23 février 2025
5h, c’est le réveil difficile, celui qu’on aurait presque envie de repousser mais qu’on finit par respecter tant on sait que la cause défendue est légitime. À 6h, c’est l’arrivée. Une poignée de grands motivé·e·s, dont certain·e·s qui ont passé la nuit ici, sont en train de récapituler ce qu’il s’est déroulé au cours de la journée passée. L’ambiance froide du parvis est réchauffée par les nouvelles·aux venu·e·s apportant quelques viennoiseries.
Jusqu’à 11h c’est la phase tranquille, beaucoup travaillent leurs cours. On en profite pour discuter, à se demander en quelle année, quel Master on est. C’est à cet instant qu’on se rend compte du nombre de première année présent·e·s. Iels sont tellement.
À 11h première AG. On fait le point, on avise sur le programme de la journée, sur les besoins pour le repas du midi et sur les différentes conférences qui se tiendront durant l’après-midi. On soumet quelques votes, notamment pour la rédaction de posts et de communiqués. Tout paraît alors tellement collégial et concerté.
Jusqu’à 15h on se découvre, on parle de nos motivations, de nos histoires. On s’aperçoit que tout le monde est là pour la même cause mais que les chemins tracés pour y arriver n’ont rien de semblable.
Le temps est idéal. Capricieux certains jours, mais idéal aujourd’hui. On alterne ainsi les lieux de nos conversations, passant des tables extérieures gorgées de soleil à l’espace repos collectivement aménagé dans une salle du rez-de-chaussée. C’est finalement dans cette salle coupée du reste que tout s’opère. Les tables y sont rassemblées, la nourriture partagée et l’accès direct à des sanitaires nous offre un réel niveau d’hygiène et de sécurité, particulièrement une fois la nuit tombée.
Très rapidement, c’est l’heure de la seconde AG. Des votes plus ou moins importants y prennent ainsi place. Il s’agit désormais de définir la suite du mouvement, de savoir comment mener les négociations. Beaucoup de débats se tiennent, mais la parole de chacun·e est prise en compte.

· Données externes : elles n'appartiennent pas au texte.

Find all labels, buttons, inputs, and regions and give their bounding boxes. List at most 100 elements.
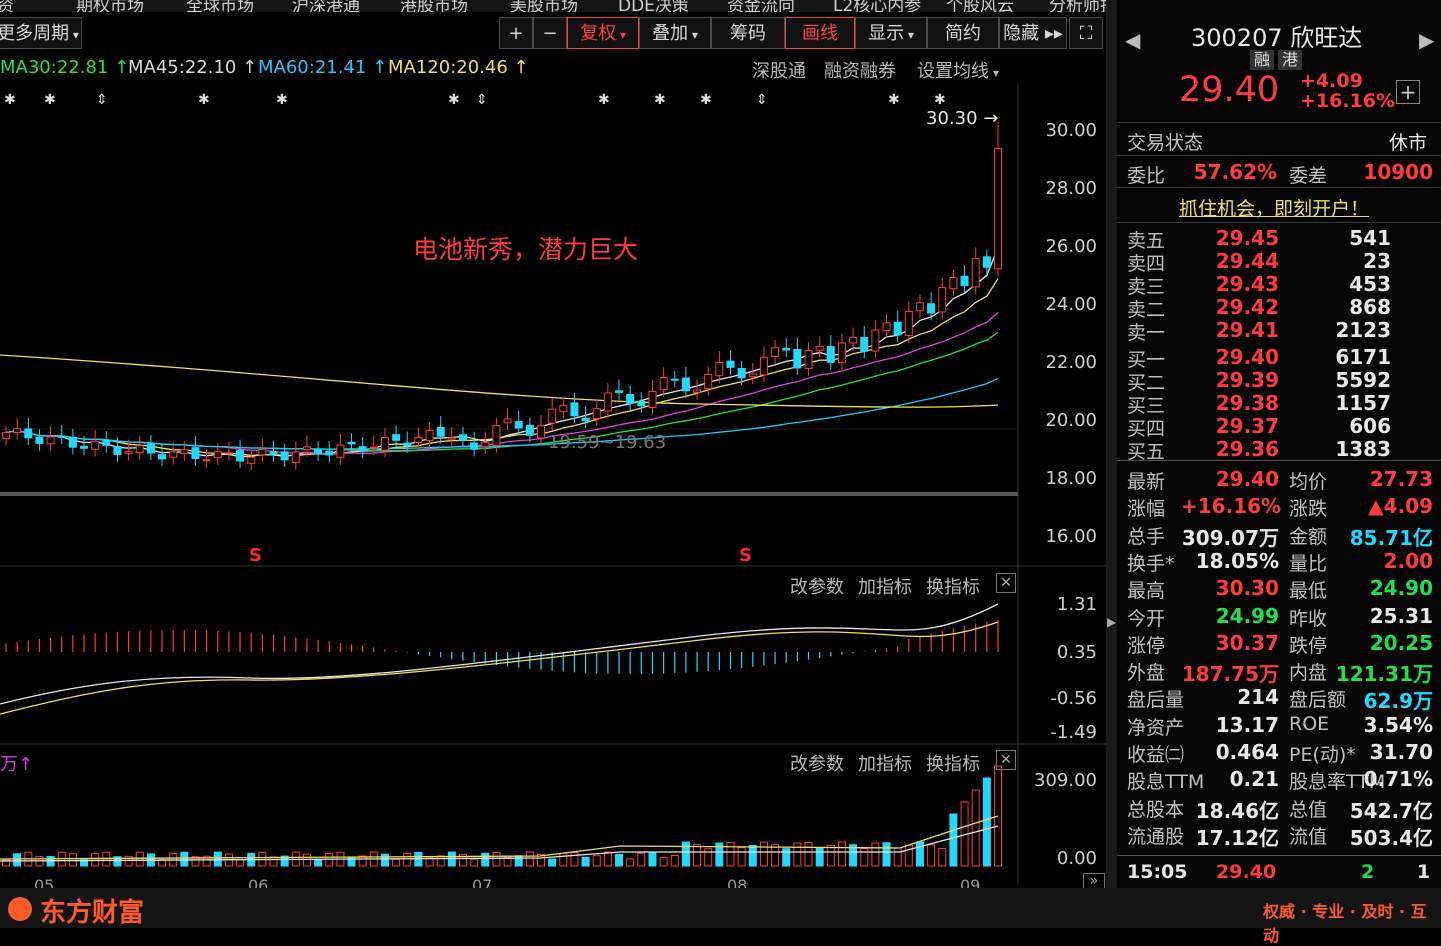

Une fois l’AG terminée, certain·e·s se décident à rester. On occupe la soirée en jouant à des jeux, pendant que d’autres font progresser les groupes de travail sur les différents sujets débattus lors de la fin de journée. La nuit finit par s’installer, il est l’heure de rejoindre l’occupation à Montaigne. On se rend alors compte que la mobilisation est loin d’être isolée, et c’est rassurant.
Quelques-un·e·s partent dormir tandis que d’autres surveillent les environs depuis les toits. Il y fait froid, mais on y est bien. Finalement le temps défile tout seul, il est déjà 5h. L’heure de rattraper les premiers trams et de rentrer; dans l’espoir de revenir plus reposé·e.